Monday, January 07, 2008

Rust Belt 2.0: Chattanooga

I decided to add another post tag, RustBelt2.0. For purposes of collaboration and benchmarking, Rust Belt economic development news is of increasing interest to the Burgh Diaspora blog. Today, the TechFutures Blog looks at a relative Rust Belt success story in Chattanooga:

The similarities between Chattanooga and Cleveland are pretty significant. Both were manufacturing cities that saw their industries and populations decline. Brain drain became a serious issue in each place. Both have industrial, working rivers that also serve recreational users along certain stretches. And both are surrounded by wonderful parks and natural recreational amenities that attract significant numbers of visitors annually.

But while Chattanooga has built something of a reputation for itself as a clean community, the outside perception of Cleveland is pretty much a blank slate at this point. Outside Magazine called Chattanooga a “Top Ten Dream Town.” I’m not sure anyone from Outside Magazine even knows where Cleveland is. The Financial Times of London—long a favorite paper of TechFutures—had this to say back in 2004:

"Why has Chattanooga succeeded in its revitalization while other midsize manufacturing towns in the midwest and northeast are stagnating or deteriorating? Its principle advantage is an activist citizenry. Community leaders have learnt to harness this through a process called 'visioning' and 'the Chattanooga Way'... Public-private partnerships have swiftly implemented the visions. Community power has been harnessed to give Chattanooga a role in building 21st century manufacturing."

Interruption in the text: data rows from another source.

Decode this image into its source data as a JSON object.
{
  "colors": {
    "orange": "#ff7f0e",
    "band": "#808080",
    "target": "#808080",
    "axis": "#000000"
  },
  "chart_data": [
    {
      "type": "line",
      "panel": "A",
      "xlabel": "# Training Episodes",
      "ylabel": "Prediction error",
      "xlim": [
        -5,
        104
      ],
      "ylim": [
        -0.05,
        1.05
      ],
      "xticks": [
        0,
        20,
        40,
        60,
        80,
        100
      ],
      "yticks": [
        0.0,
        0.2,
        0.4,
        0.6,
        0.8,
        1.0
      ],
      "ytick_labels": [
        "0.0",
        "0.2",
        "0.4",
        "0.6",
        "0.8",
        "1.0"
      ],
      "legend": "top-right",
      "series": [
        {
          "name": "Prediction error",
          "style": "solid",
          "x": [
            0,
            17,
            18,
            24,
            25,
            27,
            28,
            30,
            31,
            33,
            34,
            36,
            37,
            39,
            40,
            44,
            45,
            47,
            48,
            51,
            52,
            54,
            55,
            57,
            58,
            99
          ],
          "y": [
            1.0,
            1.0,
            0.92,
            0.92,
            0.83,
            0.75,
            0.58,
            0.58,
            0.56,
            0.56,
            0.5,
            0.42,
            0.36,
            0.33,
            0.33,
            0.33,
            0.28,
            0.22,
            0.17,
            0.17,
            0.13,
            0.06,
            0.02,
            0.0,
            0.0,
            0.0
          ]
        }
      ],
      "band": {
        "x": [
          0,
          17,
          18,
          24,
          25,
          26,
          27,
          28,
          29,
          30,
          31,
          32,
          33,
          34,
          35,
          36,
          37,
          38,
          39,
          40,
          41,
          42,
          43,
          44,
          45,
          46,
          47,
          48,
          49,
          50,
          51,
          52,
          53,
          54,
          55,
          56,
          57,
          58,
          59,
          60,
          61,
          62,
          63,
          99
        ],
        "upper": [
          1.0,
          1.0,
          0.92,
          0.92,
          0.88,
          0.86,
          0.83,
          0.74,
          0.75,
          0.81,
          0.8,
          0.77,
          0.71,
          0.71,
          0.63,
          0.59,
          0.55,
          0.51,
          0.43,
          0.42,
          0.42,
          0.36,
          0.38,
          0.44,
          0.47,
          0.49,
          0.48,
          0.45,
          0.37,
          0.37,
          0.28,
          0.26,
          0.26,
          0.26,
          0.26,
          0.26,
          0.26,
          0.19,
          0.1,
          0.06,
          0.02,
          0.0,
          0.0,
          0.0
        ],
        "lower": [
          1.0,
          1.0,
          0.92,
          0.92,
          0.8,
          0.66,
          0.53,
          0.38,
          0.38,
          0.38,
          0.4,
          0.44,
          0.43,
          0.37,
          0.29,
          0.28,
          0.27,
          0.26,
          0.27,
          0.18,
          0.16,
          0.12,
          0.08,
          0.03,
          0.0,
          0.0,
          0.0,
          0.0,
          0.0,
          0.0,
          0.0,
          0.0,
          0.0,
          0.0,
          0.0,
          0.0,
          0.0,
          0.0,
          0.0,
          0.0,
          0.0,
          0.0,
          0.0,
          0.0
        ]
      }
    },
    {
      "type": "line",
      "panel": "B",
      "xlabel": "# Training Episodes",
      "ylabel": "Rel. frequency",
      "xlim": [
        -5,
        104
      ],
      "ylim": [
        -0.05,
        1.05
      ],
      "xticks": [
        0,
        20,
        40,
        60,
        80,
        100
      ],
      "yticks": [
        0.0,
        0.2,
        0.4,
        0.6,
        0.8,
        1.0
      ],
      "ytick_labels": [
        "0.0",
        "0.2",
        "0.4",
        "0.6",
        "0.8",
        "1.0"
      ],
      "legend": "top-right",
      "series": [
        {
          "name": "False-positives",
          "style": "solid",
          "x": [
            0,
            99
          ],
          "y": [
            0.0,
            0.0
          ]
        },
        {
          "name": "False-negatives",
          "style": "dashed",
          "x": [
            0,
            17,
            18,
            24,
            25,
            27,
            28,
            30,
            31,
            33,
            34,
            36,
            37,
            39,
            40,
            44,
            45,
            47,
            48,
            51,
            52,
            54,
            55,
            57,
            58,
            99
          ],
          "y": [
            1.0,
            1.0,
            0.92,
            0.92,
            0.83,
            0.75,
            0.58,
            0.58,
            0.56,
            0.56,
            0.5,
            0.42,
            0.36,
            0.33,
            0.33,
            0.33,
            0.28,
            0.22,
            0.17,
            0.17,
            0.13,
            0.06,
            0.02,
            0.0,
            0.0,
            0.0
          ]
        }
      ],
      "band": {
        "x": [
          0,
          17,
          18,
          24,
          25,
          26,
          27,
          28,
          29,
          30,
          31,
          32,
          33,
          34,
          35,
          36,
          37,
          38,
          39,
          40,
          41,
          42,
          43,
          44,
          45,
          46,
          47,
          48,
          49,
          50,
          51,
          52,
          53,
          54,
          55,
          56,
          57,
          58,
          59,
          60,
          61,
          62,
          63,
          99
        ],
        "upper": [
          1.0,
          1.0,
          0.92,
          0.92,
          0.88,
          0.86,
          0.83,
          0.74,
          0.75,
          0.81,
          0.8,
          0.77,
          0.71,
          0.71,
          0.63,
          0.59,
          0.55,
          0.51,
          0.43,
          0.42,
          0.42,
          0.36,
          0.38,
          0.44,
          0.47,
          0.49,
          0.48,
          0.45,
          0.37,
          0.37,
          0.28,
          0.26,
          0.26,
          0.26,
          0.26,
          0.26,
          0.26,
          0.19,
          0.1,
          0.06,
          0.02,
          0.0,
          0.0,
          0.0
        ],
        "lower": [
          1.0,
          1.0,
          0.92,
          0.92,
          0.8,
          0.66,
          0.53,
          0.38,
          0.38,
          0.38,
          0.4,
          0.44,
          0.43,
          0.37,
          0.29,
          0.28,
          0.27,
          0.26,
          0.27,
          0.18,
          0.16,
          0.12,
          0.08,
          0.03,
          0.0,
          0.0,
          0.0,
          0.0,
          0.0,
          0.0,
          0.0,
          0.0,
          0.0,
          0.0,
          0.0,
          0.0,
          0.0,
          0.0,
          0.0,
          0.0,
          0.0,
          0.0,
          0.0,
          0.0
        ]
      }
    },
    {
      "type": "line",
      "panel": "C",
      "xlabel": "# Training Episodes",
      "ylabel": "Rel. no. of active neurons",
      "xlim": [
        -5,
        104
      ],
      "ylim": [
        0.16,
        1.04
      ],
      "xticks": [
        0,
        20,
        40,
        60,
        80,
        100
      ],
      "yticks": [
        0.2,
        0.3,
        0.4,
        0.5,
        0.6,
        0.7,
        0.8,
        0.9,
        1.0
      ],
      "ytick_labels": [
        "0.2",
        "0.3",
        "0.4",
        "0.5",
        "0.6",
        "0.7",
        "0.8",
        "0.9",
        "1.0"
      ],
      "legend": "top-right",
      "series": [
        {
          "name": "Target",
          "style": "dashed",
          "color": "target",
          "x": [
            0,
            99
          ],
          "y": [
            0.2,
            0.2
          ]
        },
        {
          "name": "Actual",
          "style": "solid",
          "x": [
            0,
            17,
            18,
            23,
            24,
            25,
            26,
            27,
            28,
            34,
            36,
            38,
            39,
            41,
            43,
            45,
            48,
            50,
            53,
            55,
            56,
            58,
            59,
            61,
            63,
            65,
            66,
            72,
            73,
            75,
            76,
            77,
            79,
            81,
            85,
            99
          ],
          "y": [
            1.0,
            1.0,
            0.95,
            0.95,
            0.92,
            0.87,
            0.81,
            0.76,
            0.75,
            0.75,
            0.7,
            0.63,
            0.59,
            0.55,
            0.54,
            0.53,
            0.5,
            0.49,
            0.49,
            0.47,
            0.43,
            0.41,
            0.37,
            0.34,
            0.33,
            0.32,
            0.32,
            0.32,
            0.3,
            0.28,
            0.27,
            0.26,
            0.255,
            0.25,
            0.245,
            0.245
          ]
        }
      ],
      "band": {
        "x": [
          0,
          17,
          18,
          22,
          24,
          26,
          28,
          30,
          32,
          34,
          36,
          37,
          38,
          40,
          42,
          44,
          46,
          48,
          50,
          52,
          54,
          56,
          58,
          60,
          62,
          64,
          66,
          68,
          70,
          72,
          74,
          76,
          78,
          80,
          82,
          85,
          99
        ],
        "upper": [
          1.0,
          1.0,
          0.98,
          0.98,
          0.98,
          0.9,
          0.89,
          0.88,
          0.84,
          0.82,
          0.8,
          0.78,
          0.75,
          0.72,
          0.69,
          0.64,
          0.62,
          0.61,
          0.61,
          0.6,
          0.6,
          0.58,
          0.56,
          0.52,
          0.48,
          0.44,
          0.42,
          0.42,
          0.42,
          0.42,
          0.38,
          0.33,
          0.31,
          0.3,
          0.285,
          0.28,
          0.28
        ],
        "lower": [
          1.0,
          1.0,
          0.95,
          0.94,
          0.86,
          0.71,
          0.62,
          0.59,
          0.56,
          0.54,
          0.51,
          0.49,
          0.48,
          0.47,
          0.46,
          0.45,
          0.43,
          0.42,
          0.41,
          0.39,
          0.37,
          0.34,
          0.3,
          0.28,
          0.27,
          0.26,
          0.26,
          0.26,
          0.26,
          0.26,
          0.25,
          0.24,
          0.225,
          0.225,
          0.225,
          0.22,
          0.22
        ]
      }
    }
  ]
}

TechFutures promises a series of posts exploring what Chattanooga can teach Cleveland. I'm curious about the process of community knowledge transfer. How does someone translate success in one place to a change of fortune in a struggling shrinking city? Pittsburgh (along with a number of other cities) is currently attempting to copy The Kalamazoo Promise. I am concerned that there are significant pitfalls to copying the policy working in another city. Putting on my geographer hat, I figure we should be looking at how unique context variables lend themselves to positive results.

I've visted the difficulty in replicating Silicon Valley innovation. The take-away from that story is that each region should leverage its own unique assets for the purposes of developing a comparative advantage. However, I do think that Cleveland can learn from Chattanooga, but NEO must find its own way.